Your Debt-To-Income Ratio should be low

Debt-to-income ratio is something that will tell your lender that you will be able to make your monthly payments even after managing your other monthly expenses. The standards for debt-to-income ratio might vary from one lender to the other. It may not even be the same as what it was for your first mortgage. You need to figure it all out before applying for your second mortgage.

The best thing to do would be to improve your income or reduce your monthly expenses. You can take up a second job or start a side business to add up to your income. Alternatively you can rent out your second home without increasing your expenses. This way your debt-to-income ratio will not go high. The extra income that you earn would be sufficient to help you make the additional monthly mortgage payment.

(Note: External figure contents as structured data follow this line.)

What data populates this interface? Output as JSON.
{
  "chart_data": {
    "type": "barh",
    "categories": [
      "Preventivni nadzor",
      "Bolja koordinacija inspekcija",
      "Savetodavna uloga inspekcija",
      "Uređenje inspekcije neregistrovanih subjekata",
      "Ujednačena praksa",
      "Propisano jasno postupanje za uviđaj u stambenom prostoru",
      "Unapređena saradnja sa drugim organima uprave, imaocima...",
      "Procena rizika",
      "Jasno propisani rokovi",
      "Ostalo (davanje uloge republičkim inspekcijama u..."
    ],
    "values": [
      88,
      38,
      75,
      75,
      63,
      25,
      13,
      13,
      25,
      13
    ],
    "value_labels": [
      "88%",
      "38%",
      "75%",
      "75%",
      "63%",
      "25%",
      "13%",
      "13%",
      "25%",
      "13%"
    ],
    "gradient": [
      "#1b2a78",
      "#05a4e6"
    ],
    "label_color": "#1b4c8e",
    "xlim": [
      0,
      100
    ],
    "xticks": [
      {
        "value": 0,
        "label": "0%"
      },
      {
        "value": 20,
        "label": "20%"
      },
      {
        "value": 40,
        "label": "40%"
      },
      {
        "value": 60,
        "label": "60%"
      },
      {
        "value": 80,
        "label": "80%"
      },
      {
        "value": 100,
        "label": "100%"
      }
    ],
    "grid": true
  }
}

You will have to maintain your Credit Score

There is a minimum credit score that every lender considers before approving a mortgage application. The credit score that would be considered for a second mortgage would usually be higher than what is considered during the first mortgage.

Credit score is determined based on how regular you are in making your monthly mortgage payments and other debts. If you have not been too regular or have missed out on one or two payments, it is better you delay your application. Regular payments for at least one year will be mandatory to enjoy a decent credit score.

It is always better to get your credit report before applying for your second mortgage. This is available for free from one of the three nationwide credit bureaus. Once you have checked this report for accuracy, you can start taking steps to improve your credit score. To do this, you may have to restrict the usage of your credit card, pay your bills on time and be regular in your monthly payments. If you are thinking of going for a car loan or a personal loan, it is better you delay it until you get your second mortgage.

Make sure you have a good employment History

Employment history is something a lender would want to consider before approving your second mortgage. While your current job and the salary you are earning play a major role in determining your eligibility, your previous employment records are also equally important. There should not be too long gaps between employments. You should have worked for your current employer for at least two years now. You shouldn’t have changed too many jobs within short periods of time. Your current income should be adequate enough to support both your mortgage payments apart from your monthly expenses and other debts. This will give the lender the assurance that you will be able to make your monthly payments no matter what.

Once you know you qualify for a second mortgage, it becomes easier to choose a lender from the ones that contact you through mortgage leads.